Comme une belle sculpture, ou une belle photographie. Mais n’allez pas croire
que je considère les femmes comme des objets. C’est uniquement leur beauté que
je compare à des objets. Et c’est d’ailleurs la même chose pour les hommes. De
la beauté, mais jamais d’attirance.
-Vous
voulez dire que vous ne ressentez pas d’attirance sexuelle ?
-C’est
cela, entre autres.
-Mais
même à l’adolescence, vous n’avez jamais été attiré par qui que ce soit ?
-Personne.
-Et
vous n’avez jamais fait… de rêves érotiques ?
-Si
bien sûr !
-Aha !
Vous avez donc bien une attirance sexuelle pour… C’était des hommes ou des
femmes dans votre rêve ?
-C’est
bien là le problème docteur. Je n’en sais rien. Lorsque je me réveille, je vois
bien les traces de ces rêves érotique, mais impossible de me souvenir de qui je
rêvais. C’est comme si je ne rêvais en fait… de rien.
-Hmm…
Etes-vous bien sûr de tout me dire Mr Tany ?
-Evidemment
docteur ! Pourquoi, y’a-t-il encore quelque chose que vous voulez me demander ?
-Avez-vous
jamais été attiré par des.. animaux ?
-Zoophile
vous voulez dire ? Mon Dieu non ! Enfin je vous ai dit que je
n’aimais personne, pas que je fantasmais sur des chiens, des chats ou je ne
sais quoi !
-Nécrophile ?
-Docteur
vous me dégoûtez !
-Je
vous prie de m’excuser Mr Tany, mais il faut bien que j’explore toutes les
possibilités.
-Et
bien je vous assure que je vous ai tout dit, je ne suis ni fétichiste, ni sado
masochiste, et avant que vous posiez la question si jamais elle vous passait
par la tête, je ne suis pas non plus attiré par des enfants.
-Bon
et bien si ce n’est qu’une affaire de sexe… Vous savez, beaucoup de couples
vivent sans sexe.
-Mais
ce n’est pas qu’un problème de sexe docteur !
-Mais
si, vous n’avez qu’à vous mettre avec une jeune femme que vous trouvez belle et
sympathique, et vous verrez, le sexe suivra.
-Vous
voulez donc que je trouve une femme que j’apprécie, avec qui je peux parler,
qui me comprends, avec laquelle j’ai énormément de points en commun ainsi que
de la complicité ?
-Parfaitement !
-Mais
sans attirance, c’est impossible docteur ! Vous avez sûrement un ami
d’enfance docteur ?
-Oui
mais je ne vois pas vraiment le rapport…
-Avec
cet ami, vous êtes complices, vous vous appréciez, il vous comprends, vous avez
de bons souvenirs ensemble, il sera toujours prêt à vous aider, vous rigolez
ensemble…
-Oui…
-Et
pour autant, vous ne sortez pas avec cet homme, ce n’est pas votre compagnon.
Pourquoi ?
-Et
bien parce qu’il ne m’attire pas…
-C’est
la même chose pour moi.

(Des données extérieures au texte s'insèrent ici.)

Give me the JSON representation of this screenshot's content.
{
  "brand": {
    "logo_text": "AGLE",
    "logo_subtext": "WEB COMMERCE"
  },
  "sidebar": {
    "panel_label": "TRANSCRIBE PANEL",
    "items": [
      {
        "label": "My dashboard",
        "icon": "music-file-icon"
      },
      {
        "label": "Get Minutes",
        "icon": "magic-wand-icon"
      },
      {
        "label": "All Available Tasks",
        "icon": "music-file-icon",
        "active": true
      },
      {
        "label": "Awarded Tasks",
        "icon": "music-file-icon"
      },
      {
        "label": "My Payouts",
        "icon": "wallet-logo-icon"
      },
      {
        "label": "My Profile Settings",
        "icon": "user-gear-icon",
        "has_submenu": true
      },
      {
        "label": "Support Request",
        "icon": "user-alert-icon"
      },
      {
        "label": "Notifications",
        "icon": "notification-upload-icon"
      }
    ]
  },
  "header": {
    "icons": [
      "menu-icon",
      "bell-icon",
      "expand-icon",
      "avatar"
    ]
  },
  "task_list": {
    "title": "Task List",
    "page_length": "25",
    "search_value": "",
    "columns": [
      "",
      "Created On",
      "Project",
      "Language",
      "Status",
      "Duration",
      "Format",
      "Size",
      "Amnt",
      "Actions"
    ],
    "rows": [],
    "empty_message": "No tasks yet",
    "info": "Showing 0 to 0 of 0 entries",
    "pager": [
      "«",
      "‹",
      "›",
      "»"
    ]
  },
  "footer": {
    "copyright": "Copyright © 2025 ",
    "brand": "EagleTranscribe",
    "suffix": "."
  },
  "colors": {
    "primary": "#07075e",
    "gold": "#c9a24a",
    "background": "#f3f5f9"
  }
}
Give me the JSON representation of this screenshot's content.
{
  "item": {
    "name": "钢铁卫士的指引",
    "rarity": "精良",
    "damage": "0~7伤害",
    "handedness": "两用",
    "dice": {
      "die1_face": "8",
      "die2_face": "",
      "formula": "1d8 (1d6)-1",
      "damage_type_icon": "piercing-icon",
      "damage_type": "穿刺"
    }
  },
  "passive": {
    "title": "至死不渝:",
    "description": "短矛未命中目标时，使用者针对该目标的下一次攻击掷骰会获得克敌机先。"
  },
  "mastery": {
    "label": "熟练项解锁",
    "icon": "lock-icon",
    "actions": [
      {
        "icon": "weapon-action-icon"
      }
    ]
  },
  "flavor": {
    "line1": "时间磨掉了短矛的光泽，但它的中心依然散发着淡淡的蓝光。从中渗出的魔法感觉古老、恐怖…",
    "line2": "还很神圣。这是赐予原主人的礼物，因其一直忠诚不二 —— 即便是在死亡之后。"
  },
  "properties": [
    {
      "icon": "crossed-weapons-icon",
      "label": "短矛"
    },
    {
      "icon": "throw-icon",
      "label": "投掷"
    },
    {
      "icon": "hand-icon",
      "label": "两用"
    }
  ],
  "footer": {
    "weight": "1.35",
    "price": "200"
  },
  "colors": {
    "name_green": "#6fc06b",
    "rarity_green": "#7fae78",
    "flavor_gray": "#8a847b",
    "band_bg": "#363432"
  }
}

J’ai quantité d’amis très proche et avec qui je
m’entends parfaitement, mais je ne suis attiré par aucun d’eux…
-Je
comprends… Mais là voyez-vous j’ai peur de ne pas pouvoir vous aider…
-Finalement,
je le savais… Personne ne peut m’aider.
-C’est
tout de même incroyable ! Mais alors, si vous savez que vous ne trouverez
jamais l’amour, qu’est-ce qui vous pousse à vivre ?
-Tout
le reste docteur ! L’amitié, pouvoir aider les autres, assister à un
coucher de soleil sur la plage, voir le jour suivant se lever…
-Et
bien, il me semble que vous aimez plus la vie que les autres…
-Pourquoi
ça docteur ?
-Parce
que voyez-vous, la plupart des gens amoureux ne vivent plus que pour leur
moitié. Ils se ferment aux autres joies simples du monde et lorsque que l’autre
meurt, il ne savent plus profiter de ces joies. Vous au contraire, comme vous
ne connaissez pas l’amour, vous restez ouvert à tous ces autres plaisirs. C’est
magnifique.
-Vous
avez raison docteur… Finalement il ne vaut peut-être mieux pas que je découvre
l’amour. Peut-être que profiter des bonheurs simples de la vie est plus
enrichissant que l’amour après tout.
-Cela,
personne ne peut le dire.
-Merci
docteur.
-Pourquoi
me remerciez-vous ? Je n’ai rien pu faire pour vous.
-Oui,
mais vous ne m’avez pas jugé négativement, vous ne m’avez pas traité de sans
cœur. Et vous m’avez fait prendre conscience de ma chance… »
Tany
ressorti du cabinet du docteur Yasuo plus heureux que jamais. Il respira l’air
frais du printemps et traversa la rue sans regarder avant, insouciant qu’il
était. Et Marco Blondi qui roulait trop vite dans sa voiture ne le vit pas. Il
faut dire que sa femme venait de le quitter, et qu’il ne voyait pas ce qu’il
pouvait encore retirer de la vie. Alors être pris pour excès de vitesse ou pas,
il s’en fichait.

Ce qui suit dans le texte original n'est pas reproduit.